Quelques exemples récents de campagnes
que j’ai refusé de dénoncer pour cette raison :
-
Le shredpad de Nana (une déchiqueteuse
de serviettes hygiéniques) : un hoax crée de toutes pièces par Nana dans le but de faire parler, dans un second temps, d’une nouveauté
produit. Le sujet en lui même (les règles et la honte qui y est associée), le
côté ultra-stéréotypé de l’objet rose bonbon et le film très kitsch
rassemblaient tous les ingrédients pour déclencher les réactions de la
communauté féministe qui a ici clairement été utilisée comme vecteur
publicitaire. Très vite, les réactions ont fusé sur Twitter, les billets
féministes également (ici
le billet de Marie Donzel, blogueuse pour le compte de France Télévisions, là
celui du site Madmoizelle, suivis tous les 2 de mises à jour suite à la
révélation du hoax).
-
La campagne « Vita
Liberté » : une publicité ouvertement sexiste (et pompée sur une autre) pour un obscur club de gym en région (« Vous êtes grosses, vous
êtes moches : payez 19,90€ et soyez seulement moches »). Là, encore,
la ficelle était trop grosse : il s’agissait évidemment de surfer sur le bad buzz pour se
faire connaître.
Et ça marche, à constater les nombreuses
retombées presse obtenues, fièrement affichées sur la page Facebook de Vita
Liberté comme l’explique Nicolas Vanderbiest sur son blog.
Ca marche car les rédactions web sont
friandes de ce genre de polémiques attrape-clics et peu coûteuses à
fournir : quelques copies d’écrans de tweets offusqués, 1 ou 2 screenshots
de tweets trouvant la campagne plutôt drôle, un titre façon « le web
s’enflamme » et voilà mon coco, tu as ton article et tu es premier dans
Google actualités.
Pour l’analyse et l’intérêt journalistique
on repassera mais ça n’est pas grave, ça fait des pages vues. Et tant pis si ces
sites sont les pantins des marques, un nouveau buzz chassera l’autre.
Ces marques peu scrupuleuses l’ont compris : dans ce
qu’on appelle « l’économie de l’attention », notre « temps de
cerveau disponible » est devenu une denrée rare. Tablettes,
notifications, portables, Facebook, Twitter : nous sommes constamment
sollicités de toutes parts, dans un flot d’informations en continu. Sans
compter l’exposition quotidienne à environ 1 200 à 2 200 publicités, des
publicités dont nous n’avons souvent parfois pas même le souvenir.
Pour pouvoir
émerger, certaines marques ont donc choisi le « bad buzz », quitte à
tomber dans un sexisme outrageant pour faire parler d’elles.
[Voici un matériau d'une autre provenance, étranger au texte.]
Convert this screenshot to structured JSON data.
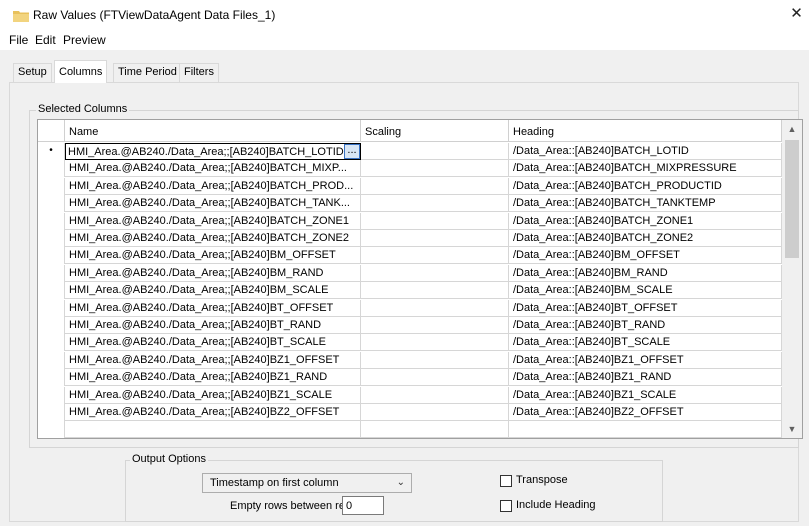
{
  "window": {
    "title": "Raw Values (FTViewDataAgent Data Files_1)",
    "close_symbol": "✕",
    "folder_color": "#e8c15c"
  },
  "menu": [
    "File",
    "Edit",
    "Preview"
  ],
  "tabs": [
    {
      "label": "Setup",
      "active": false
    },
    {
      "label": "Columns",
      "active": true
    },
    {
      "label": "Time Period",
      "active": false
    },
    {
      "label": "Filters",
      "active": false
    }
  ],
  "selected_columns": {
    "legend": "Selected Columns",
    "headers": [
      "Name",
      "Scaling",
      "Heading"
    ],
    "current_row_marker": "•",
    "edit_button_label": "...",
    "rows": [
      {
        "name": "HMI_Area.@AB240./Data_Area;;[AB240]BATCH_LOTID",
        "scaling": "",
        "heading": "/Data_Area::[AB240]BATCH_LOTID"
      },
      {
        "name": "HMI_Area.@AB240./Data_Area;;[AB240]BATCH_MIXP...",
        "scaling": "",
        "heading": "/Data_Area::[AB240]BATCH_MIXPRESSURE"
      },
      {
        "name": "HMI_Area.@AB240./Data_Area;;[AB240]BATCH_PROD...",
        "scaling": "",
        "heading": "/Data_Area::[AB240]BATCH_PRODUCTID"
      },
      {
        "name": "HMI_Area.@AB240./Data_Area;;[AB240]BATCH_TANK...",
        "scaling": "",
        "heading": "/Data_Area::[AB240]BATCH_TANKTEMP"
      },
      {
        "name": "HMI_Area.@AB240./Data_Area;;[AB240]BATCH_ZONE1",
        "scaling": "",
        "heading": "/Data_Area::[AB240]BATCH_ZONE1"
      },
      {
        "name": "HMI_Area.@AB240./Data_Area;;[AB240]BATCH_ZONE2",
        "scaling": "",
        "heading": "/Data_Area::[AB240]BATCH_ZONE2"
      },
      {
        "name": "HMI_Area.@AB240./Data_Area;;[AB240]BM_OFFSET",
        "scaling": "",
        "heading": "/Data_Area::[AB240]BM_OFFSET"
      },
      {
        "name": "HMI_Area.@AB240./Data_Area;;[AB240]BM_RAND",
        "scaling": "",
        "heading": "/Data_Area::[AB240]BM_RAND"
      },
      {
        "name": "HMI_Area.@AB240./Data_Area;;[AB240]BM_SCALE",
        "scaling": "",
        "heading": "/Data_Area::[AB240]BM_SCALE"
      },
      {
        "name": "HMI_Area.@AB240./Data_Area;;[AB240]BT_OFFSET",
        "scaling": "",
        "heading": "/Data_Area::[AB240]BT_OFFSET"
      },
      {
        "name": "HMI_Area.@AB240./Data_Area;;[AB240]BT_RAND",
        "scaling": "",
        "heading": "/Data_Area::[AB240]BT_RAND"
      },
      {
        "name": "HMI_Area.@AB240./Data_Area;;[AB240]BT_SCALE",
        "scaling": "",
        "heading": "/Data_Area::[AB240]BT_SCALE"
      },
      {
        "name": "HMI_Area.@AB240./Data_Area;;[AB240]BZ1_OFFSET",
        "scaling": "",
        "heading": "/Data_Area::[AB240]BZ1_OFFSET"
      },
      {
        "name": "HMI_Area.@AB240./Data_Area;;[AB240]BZ1_RAND",
        "scaling": "",
        "heading": "/Data_Area::[AB240]BZ1_RAND"
      },
      {
        "name": "HMI_Area.@AB240./Data_Area;;[AB240]BZ1_SCALE",
        "scaling": "",
        "heading": "/Data_Area::[AB240]BZ1_SCALE"
      },
      {
        "name": "HMI_Area.@AB240./Data_Area;;[AB240]BZ2_OFFSET",
        "scaling": "",
        "heading": "/Data_Area::[AB240]BZ2_OFFSET"
      }
    ]
  },
  "output_options": {
    "legend": "Output Options",
    "timestamp_select": {
      "selected": "Timestamp on first column"
    },
    "empty_rows_label": "Empty rows between records",
    "empty_rows_value": "0",
    "transpose_label": "Transpose",
    "transpose_checked": false,
    "include_heading_label": "Include Heading",
    "include_heading_checked": false
  }
}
Pas question pour autant, en ce qui me
concerne, d’arrêter de dénoncer les campagnes sexistes. J’essaye juste
désormais de prendre le temps afin de distinguer la préméditation du sexisme
involontaire. Et je me demande systématiquement : à qui profite le crime?
Pour vous y aider, je vous conseille la
lecture de l’article de Nicolas Vanderbiest qui y délivre de judicieux conseils pour
reconnaître les fausses campagnes.
Afin de ne plus jamais servir de
femmes-sandwich aux marques peu scrupuleuses.
Merci d'avoir pointé ça. J'essaierai aussi de distinguer sexisme involontaire et recherche de buzz avant ma prochaine indignation.
RépondreSupprimerLa pub Vita Liberté est sexiste, certes, mais aussi grossophobe, ce serait sympa de le noter de temps en temps.